Specifically, the authors treated all unix system calls as if they
were RPCs (because they can technically be considered cross-domain).
For Unix, it would have been more appropriate to report what
percentage of socket-based calls are truly remote. Today, one might
evaluate this for say, a web server, albeit that wasn't a typical
application for the time of this writing.
Also, their cross-domain RPC measurements are for obscure research
operating systems, and do not specify the applications they were
running nor measure many instances of each system.
Performance Relevance:
If operating systems pervasively use RPCs, the improvements here-in
would improve throughput, responsiveness, and time to completion for
various tasks. It also has some potential protection reliability
benefits because it reduces incentive to make design compromises.

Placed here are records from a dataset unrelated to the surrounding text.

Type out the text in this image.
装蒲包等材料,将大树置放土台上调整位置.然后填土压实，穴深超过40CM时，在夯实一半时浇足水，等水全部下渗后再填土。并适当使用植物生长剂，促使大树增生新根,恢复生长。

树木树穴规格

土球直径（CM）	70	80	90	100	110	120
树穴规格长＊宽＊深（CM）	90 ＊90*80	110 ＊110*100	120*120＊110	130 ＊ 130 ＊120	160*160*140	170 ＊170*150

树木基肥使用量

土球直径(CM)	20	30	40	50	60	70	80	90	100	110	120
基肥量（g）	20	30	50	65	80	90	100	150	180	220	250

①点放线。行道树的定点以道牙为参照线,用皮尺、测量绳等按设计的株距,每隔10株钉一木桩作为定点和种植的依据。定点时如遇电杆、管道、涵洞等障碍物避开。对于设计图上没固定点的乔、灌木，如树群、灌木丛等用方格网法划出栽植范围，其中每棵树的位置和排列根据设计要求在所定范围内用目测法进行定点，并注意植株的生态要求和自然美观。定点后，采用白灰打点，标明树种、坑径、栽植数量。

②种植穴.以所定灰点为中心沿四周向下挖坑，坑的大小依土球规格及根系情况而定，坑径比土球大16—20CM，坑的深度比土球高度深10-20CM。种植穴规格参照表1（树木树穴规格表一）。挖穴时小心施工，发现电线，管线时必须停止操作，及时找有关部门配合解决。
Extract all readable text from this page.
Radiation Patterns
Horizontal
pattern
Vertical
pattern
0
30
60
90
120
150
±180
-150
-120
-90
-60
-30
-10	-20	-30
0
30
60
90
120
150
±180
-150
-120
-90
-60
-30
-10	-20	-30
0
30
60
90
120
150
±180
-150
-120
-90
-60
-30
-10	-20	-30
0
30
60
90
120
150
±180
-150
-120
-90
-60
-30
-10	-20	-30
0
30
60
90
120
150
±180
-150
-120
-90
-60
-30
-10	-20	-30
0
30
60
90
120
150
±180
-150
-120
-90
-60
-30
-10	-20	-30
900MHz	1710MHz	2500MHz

Posted by: Dave Plonka | March 5, 2007 05:33 PM
Summary
The paper describes the components and network protocol of a well performing remote procedure call architecture.
Problem
The authors wanted to be able to make remote procedure calls across a network with a quick and simple interface to facilitate distributed computing.
Contributions
The process of making a remote procedure call was abstracted to behave very similar to a local procedure call. The paper presented three layers of abstraction: application, stub, and RPCRuntime components. The user code calls a stub automatically created by Lupine. The stub handles packing and unpacking messages and hands off data to the RPCRuntime, which manages network transmissions.
A central grapevine database manages matching callers with callees and restricts those who can export a service. The Grapevine allows for three levels of destination specification when conducting a RPC: general call type, specific call instance, specific network address. This allows callers to be dynamically matched with suppliers.
The paper also presented a number of implementation details and a network protocol used to increase performance of RPCs. The transport protocol is highly tuned for small packet transmissions, ex. ACKing every packet. An idle process pool is used on the server in order to avoid process creation and teardown delays. Subsequent requests are directed towards the same process using the process identifier. Allowing one less ACK in the common case.
Flaws
I would have liked to have seen more of a justification for the binding location mechanism. Possibly due to my lack of distributed programming experience, I do not see why three levels of specification are needed. I would imagine that both the client and server applications would be written by the same author (the 100 fold increase in execution overhead makes small remote calculations impractical). I can imagine many cases where a static IP (specified at either compile time or on startup) is all that will be needed to locate the exporter. If both the client and server are written by the same person it seems a more efficient resource locator could be created in the case it is needed. I’m not convinced the benefits of a general purpose resource locator outweigh the overhead imposed.
Performance
The paper is attempting to improve scale-out by easily allowing remote procedure calls over the network. Which allows the application author to leverage more machines easily.